Ahnell recently shared his insight on taking a broader perspective on risk exposure, the proper role of insurance in a risk management program and the outlook for the overall market itself.

RM: FM Global has begun to emphasize the idea of resiliency as a key focus for supply chains. What exactly does that mean?

Ahnell: What is causing the increase of losses that we are seeing in different parts of the world? That question creates a bit of a controversy: Is it climate change, or is it urbanization? People immediately look to climate change to explain why we’re having more flooding, for example. They tend to forget that these events have always occurred in certain parts of the world. The thing that’s changed is urbanization: We are expanding the global footprint and putting more economic assets at risk in parts of the world that are exposed to natural catastrophes, and bad things happen. Take the big floods in Thailand in 2011. People tend to forget that, 50 years before, that same area flooded. Nobody cared because there was nothing there other than rice fields and paddies. Now they’ve built huge industrial parks that are home to a lot of the world’s suppliers of hard disk drives. People should not have been surprised because it had happened before.

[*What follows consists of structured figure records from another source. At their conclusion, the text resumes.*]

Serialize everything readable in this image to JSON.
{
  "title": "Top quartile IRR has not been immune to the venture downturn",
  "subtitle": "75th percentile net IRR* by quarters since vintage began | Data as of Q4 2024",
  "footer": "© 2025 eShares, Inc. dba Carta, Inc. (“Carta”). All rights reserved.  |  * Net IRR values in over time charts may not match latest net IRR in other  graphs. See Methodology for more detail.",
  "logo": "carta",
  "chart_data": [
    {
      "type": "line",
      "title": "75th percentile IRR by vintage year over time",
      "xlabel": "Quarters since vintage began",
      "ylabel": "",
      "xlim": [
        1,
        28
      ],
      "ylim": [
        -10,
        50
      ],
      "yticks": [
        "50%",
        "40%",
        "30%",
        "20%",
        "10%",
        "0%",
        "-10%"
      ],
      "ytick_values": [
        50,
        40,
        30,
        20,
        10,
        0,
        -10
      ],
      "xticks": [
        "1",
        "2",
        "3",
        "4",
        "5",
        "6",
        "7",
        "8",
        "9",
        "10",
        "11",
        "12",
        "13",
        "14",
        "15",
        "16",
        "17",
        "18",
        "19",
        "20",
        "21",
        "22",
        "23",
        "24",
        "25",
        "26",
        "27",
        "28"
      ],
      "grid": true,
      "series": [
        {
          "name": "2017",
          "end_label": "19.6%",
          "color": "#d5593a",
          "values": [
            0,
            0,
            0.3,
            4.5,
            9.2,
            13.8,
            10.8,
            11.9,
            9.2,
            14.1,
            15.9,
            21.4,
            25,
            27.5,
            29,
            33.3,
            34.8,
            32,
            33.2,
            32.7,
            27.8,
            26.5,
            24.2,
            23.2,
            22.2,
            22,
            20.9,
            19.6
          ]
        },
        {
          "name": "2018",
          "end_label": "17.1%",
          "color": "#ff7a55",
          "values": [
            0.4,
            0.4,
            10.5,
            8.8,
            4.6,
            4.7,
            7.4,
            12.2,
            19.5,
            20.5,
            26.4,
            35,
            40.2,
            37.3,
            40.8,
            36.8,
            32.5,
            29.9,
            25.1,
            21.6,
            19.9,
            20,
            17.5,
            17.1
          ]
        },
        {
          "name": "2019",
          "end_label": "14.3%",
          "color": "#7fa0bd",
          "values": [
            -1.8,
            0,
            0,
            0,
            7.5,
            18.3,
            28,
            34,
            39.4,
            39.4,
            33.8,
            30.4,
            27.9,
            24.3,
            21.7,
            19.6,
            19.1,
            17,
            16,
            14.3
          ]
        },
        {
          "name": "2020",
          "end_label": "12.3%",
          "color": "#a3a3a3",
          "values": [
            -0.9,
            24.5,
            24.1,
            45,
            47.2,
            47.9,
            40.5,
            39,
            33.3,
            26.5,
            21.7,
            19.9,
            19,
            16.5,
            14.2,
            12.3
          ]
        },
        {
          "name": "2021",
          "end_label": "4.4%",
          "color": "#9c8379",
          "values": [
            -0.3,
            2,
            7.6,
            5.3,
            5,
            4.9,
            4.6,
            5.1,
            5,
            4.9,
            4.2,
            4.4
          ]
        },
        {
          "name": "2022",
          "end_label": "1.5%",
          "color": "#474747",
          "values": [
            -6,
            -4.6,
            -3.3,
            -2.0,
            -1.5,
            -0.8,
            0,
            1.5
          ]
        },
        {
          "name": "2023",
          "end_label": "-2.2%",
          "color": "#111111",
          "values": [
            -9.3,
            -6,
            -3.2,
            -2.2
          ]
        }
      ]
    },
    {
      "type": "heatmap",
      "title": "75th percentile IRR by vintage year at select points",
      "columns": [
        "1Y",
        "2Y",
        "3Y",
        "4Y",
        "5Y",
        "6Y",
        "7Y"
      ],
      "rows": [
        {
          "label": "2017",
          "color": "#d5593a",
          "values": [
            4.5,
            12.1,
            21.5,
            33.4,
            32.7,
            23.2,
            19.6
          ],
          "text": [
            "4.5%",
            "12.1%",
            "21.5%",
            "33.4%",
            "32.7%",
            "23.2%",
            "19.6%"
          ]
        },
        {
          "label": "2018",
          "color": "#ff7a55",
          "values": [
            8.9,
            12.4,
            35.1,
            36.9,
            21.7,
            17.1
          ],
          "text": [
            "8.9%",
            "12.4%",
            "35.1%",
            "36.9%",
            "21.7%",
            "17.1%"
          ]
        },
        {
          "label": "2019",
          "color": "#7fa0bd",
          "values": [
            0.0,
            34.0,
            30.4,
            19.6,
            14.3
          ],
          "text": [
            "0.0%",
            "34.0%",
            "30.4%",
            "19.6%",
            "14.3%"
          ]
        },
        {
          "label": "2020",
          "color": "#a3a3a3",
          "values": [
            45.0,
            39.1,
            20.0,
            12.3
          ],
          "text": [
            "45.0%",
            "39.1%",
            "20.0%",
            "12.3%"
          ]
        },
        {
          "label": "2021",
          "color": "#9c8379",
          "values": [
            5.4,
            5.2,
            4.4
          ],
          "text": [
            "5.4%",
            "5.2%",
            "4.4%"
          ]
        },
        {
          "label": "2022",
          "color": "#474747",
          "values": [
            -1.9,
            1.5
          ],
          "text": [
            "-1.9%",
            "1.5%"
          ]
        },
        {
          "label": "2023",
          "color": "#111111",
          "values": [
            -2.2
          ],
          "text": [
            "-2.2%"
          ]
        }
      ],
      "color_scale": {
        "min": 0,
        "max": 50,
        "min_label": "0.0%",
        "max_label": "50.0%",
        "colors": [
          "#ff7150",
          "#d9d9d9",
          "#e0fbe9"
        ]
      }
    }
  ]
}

RM: How do you overcome the challenges of urbanization and the increase in risk exposure?

Ahnell: It’s a combination of knowing where you have assets and, more importantly, where your critical facilities are. If you have 1,000 facilities all over the globe, not all 1,000 are going to be critical to your business; some are going to be redundant. You need to understand which are the most critical and then understand what risks they’re exposed to. From there, it’s just following the risk management process: identifying, assessing and then mitigating the risk.

RM: What do you advise for that mitigation strategy?

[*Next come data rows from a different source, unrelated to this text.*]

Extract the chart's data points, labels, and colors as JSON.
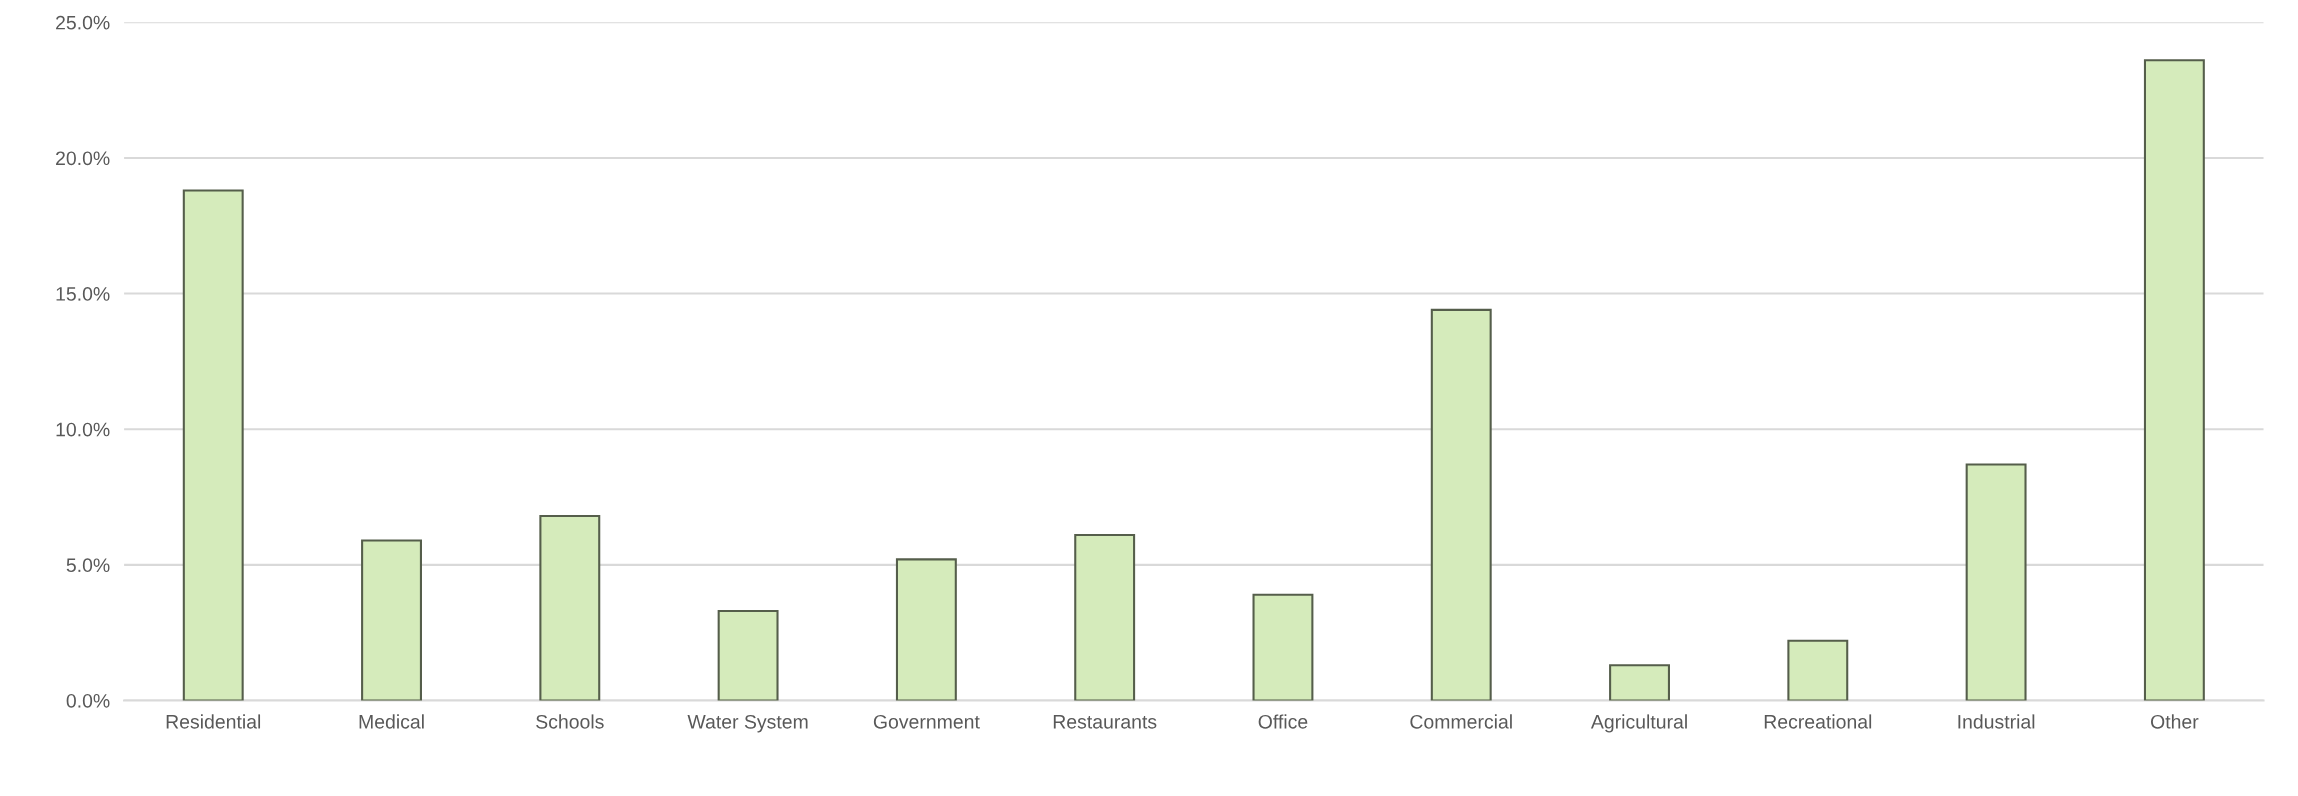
{
  "chart_data": {
    "type": "bar",
    "categories": [
      "Residential",
      "Medical",
      "Schools",
      "Water System",
      "Government",
      "Restaurants",
      "Office",
      "Commercial",
      "Agricultural",
      "Recreational",
      "Industrial",
      "Other"
    ],
    "values": [
      18.8,
      5.9,
      6.8,
      3.3,
      5.2,
      6.1,
      3.9,
      14.4,
      1.3,
      2.2,
      8.7,
      23.6
    ],
    "color": "#d5ebbb",
    "ylim": [
      0,
      25
    ],
    "yticks": [
      {
        "value": 0,
        "label": "0.0%"
      },
      {
        "value": 5,
        "label": "5.0%"
      },
      {
        "value": 10,
        "label": "10.0%"
      },
      {
        "value": 15,
        "label": "15.0%"
      },
      {
        "value": 20,
        "label": "20.0%"
      },
      {
        "value": 25,
        "label": "25.0%"
      }
    ],
    "grid": "y",
    "legend": false
  }
}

Ahnell: What we don’t advise is simply looking at insurance as your sole solution, because that should be, quite frankly, the no-brainer—it’s the last thing you should be looking at. It might absolutely be the right thing to do, but there are all kinds of approaches: you can avoid the risk, although that certainly may not always make sense; you can transfer the risk through the insurance component—although, if you don’t understand the risk, you have no real idea if are you buying the right amount of capacity and buying it in the right areas; and ultimately, you can look to improve the risk. In a permanent situation, your best solution may be to invest capital to improve a facility. The goal should be to prevent the losses from occurring to begin with and then use insurance as a backstop.

RM: We don’t often hear insurers saying not to buy insurance.

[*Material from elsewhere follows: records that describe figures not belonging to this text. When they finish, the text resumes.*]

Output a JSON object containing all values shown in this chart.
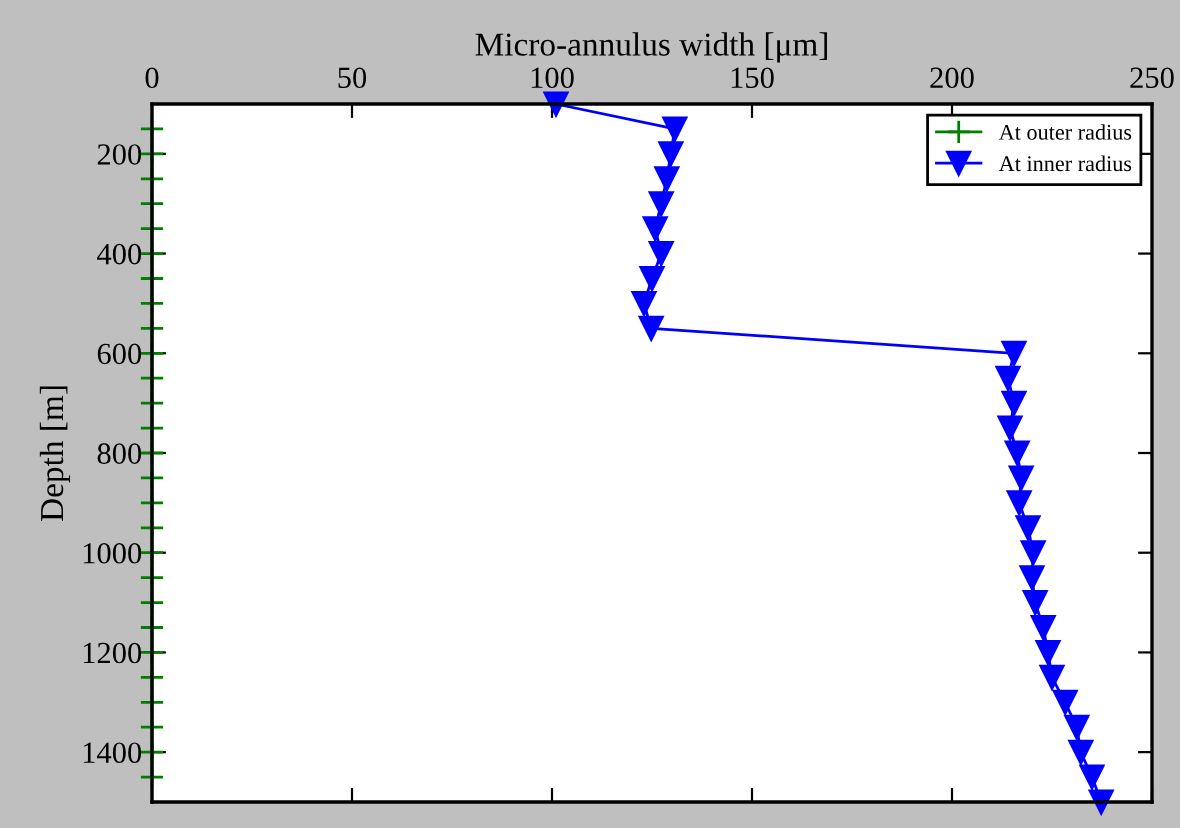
{
  "chart_data": {
    "type": "line",
    "xlabel": "Micro-annulus width [μm]",
    "ylabel": "Depth [m]",
    "xlim": [
      0,
      250
    ],
    "xticks": [
      0,
      50,
      100,
      150,
      200,
      250
    ],
    "ylim": [
      1500,
      100
    ],
    "yticks": [
      200,
      400,
      600,
      800,
      1000,
      1200,
      1400
    ],
    "grid": false,
    "legend": "top right",
    "series": [
      {
        "name": "At outer radius",
        "color": "#008000",
        "marker": "cross",
        "x": [
          0,
          0,
          0,
          0,
          0,
          0,
          0,
          0,
          0,
          0,
          0,
          0,
          0,
          0,
          0,
          0,
          0,
          0,
          0,
          0,
          0,
          0,
          0,
          0,
          0,
          0,
          0
        ],
        "values": [
          150,
          200,
          250,
          300,
          350,
          400,
          450,
          500,
          550,
          600,
          650,
          700,
          750,
          800,
          850,
          900,
          950,
          1000,
          1050,
          1100,
          1150,
          1200,
          1250,
          1300,
          1350,
          1400,
          1450
        ]
      },
      {
        "name": "At inner radius",
        "color": "#0000ff",
        "marker": "triangle",
        "x": [
          101,
          130.7,
          129.7,
          128.7,
          127.3,
          125.8,
          127.3,
          125,
          123,
          124.8,
          215.5,
          214,
          215.5,
          214.5,
          216.3,
          217.3,
          216.8,
          219,
          220.3,
          220,
          220.8,
          222.8,
          224,
          225,
          228.3,
          231.2,
          232.2,
          235,
          237.3
        ],
        "values": [
          100,
          150,
          200,
          250,
          300,
          350,
          400,
          450,
          500,
          550,
          600,
          650,
          700,
          750,
          800,
          850,
          900,
          950,
          1000,
          1050,
          1100,
          1150,
          1200,
          1250,
          1300,
          1350,
          1400,
          1450,
          1500
        ]
      }
    ]
  }
}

Ahnell: If you lose that facility, insurance isn’t going to make it up—it’s not going to get your customers back, it’s not going to save your market share, it’s not going to save your reputation if you have fatalities. The majority of all loss is preventable, but things happen and, if you need insurance as a backstop, it’s there. But if your starting and ending points are just buying insurance, the bottom line is that’s not a sustainable position to be in. The market’s going to turn eventually, and that will get very costly. Further, if that is all you’re doing, you’re probably looking at insurance as a commodity, and our view is that there has to be more to it.

RM: Taking a step back, what do you think of current market conditions?

Ahnell: It is really not a bad market: people are making money, disciplined buyers are getting good rates, and the capacity is there. If it continues as it currently is, it would not be a bad place to stay. We can sustain in a market like this.

RM: Do you think that will change much in the next year?

Ahnell: I don’t see the market hardening at all—there is too much capital out there. But there are very good signs. We’re now two years post-Sandy and still going strong when we could have had a free-for-all after a disaster like that. Right now, I think there is a greater chance of the market softening than hardening. A major global event could change that, though. What can happen has and will happen—it’s a matter of time. It’s important now to focus on making things more sustainable and putting the emphasis and resources on protecting and fortifying.

RM: Will these conditions have an impact on any specific areas?

Ahnell: The current market conditions will impact reinsurance and alternative capital a lot. In the period that it has been rising so dramatically, alternative capital has not yet faced a major catastrophe event. If one occurs, it will impact that industry tremendously and could trickle down to impact the rest of the market. If we do see a major catastrophe, a lot of that money may go elsewhere. It’s a difficult time for reinsurance. Alternative capital is not sustainable at the current level of interest. Some of it will remain, but some of it is very opportunistic—it will go where the best returns will be. There is no loyalty in the alternative capital field in the way the reinsurance industry has built long-term relationships and profit models.

Hilary Tuttle is managing editor of Risk Management.